Now, I DO have lots of friends, many of them in far-flung places. But this being my first trip to Jerusalem, it startled me a bit to think one of them might have taken up local residence.
It was, of course, my name badge that gave the clever merchant his gambit. Sadly for him, I’m even more cheap than I am naive…so the fake-friendly encounter resulted in no sale.
As I reflected later on his technique, it occurred to me that it’s a talent Facebook (and other social media) have managed to monetize on a much grander scale.
Just as I gave the vendor permission to “know” me by wearing a badge…so do I surrender valuable parts of my identity wherever I “opt in”.
A few in our pilgrimage group have remarked in recent days how spooky these social media encounters end up being.

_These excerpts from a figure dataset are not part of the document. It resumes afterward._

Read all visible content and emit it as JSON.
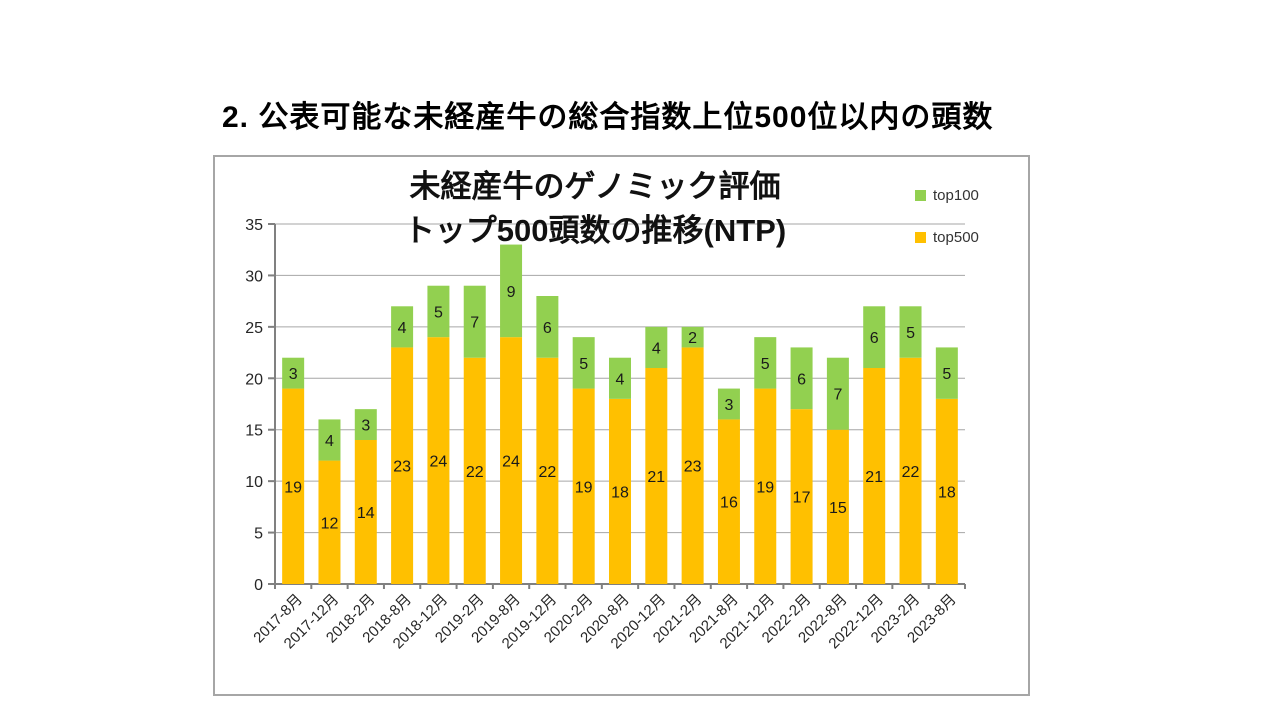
{
  "page": {
    "title": "2. 公表可能な未経産牛の総合指数上位500位以内の頭数"
  },
  "chart": {
    "title_line1": "未経産牛のゲノミック評価",
    "title_line2": "トップ500頭数の推移(NTP)"
  },
  "chart_data": {
    "type": "bar",
    "stacked": true,
    "title": "未経産牛のゲノミック評価 トップ500頭数の推移(NTP)",
    "categories": [
      "2017-8月",
      "2017-12月",
      "2018-2月",
      "2018-8月",
      "2018-12月",
      "2019-2月",
      "2019-8月",
      "2019-12月",
      "2020-2月",
      "2020-8月",
      "2020-12月",
      "2021-2月",
      "2021-8月",
      "2021-12月",
      "2022-2月",
      "2022-8月",
      "2022-12月",
      "2023-2月",
      "2023-8月"
    ],
    "series": [
      {
        "name": "top500",
        "color": "#FFC000",
        "values": [
          19,
          12,
          14,
          23,
          24,
          22,
          24,
          22,
          19,
          18,
          21,
          23,
          16,
          19,
          17,
          15,
          21,
          22,
          18
        ]
      },
      {
        "name": "top100",
        "color": "#92D050",
        "values": [
          3,
          4,
          3,
          4,
          5,
          7,
          9,
          6,
          5,
          4,
          4,
          2,
          3,
          5,
          6,
          7,
          6,
          5,
          5
        ]
      }
    ],
    "ylim": [
      0,
      35
    ],
    "ytick_interval": 5,
    "grid": true,
    "legend_position": "top-right",
    "xlabel": "",
    "ylabel": ""
  },
  "colors": {
    "gridline": "#a6a6a6",
    "axis": "#808080",
    "label_text": "#1a1a1a",
    "tick_text": "#262626",
    "border": "#a6a6a6"
  }
}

We are often amazed at how well the big players seem to “know” us, even though we ourselves have provided all the clues.
We click. They note, and begin peddling…furiously.
If there’s a Lenten lesson in all this, I think it may lie in our experience of a street-hawk encounter (whether in the flesh, or on our ever-present devices).
Notice how things don’t typically end well. A bargain may be struck…but rarely is it for something I actually need. But in the process, I have frittered away something precious — my identity.
Far better to be known as God knows me…
It truly is stunning to contemplate this truth: The Ancient of Days, who knit me in my mother’s womb… who knew me before I was born…the Holy and Eternal One desires to know me better.
And unlike Facebook, God is encouraging me to grow…not to calcify around group-think, or my ill-informed opinions.
God desires something new in me. That’s what Lent is all about: God, meeting me where I am…and leading me forward. God, ever creating in me and through me. Never using me, but politely asking whether I agree to be used.
God knowing me, loving me, even in my reluctance…my disobedience.
God, never “unfriending” me, or deleting my Tweets.
Let us remember that we are in the presence of the Holy and Merciful One.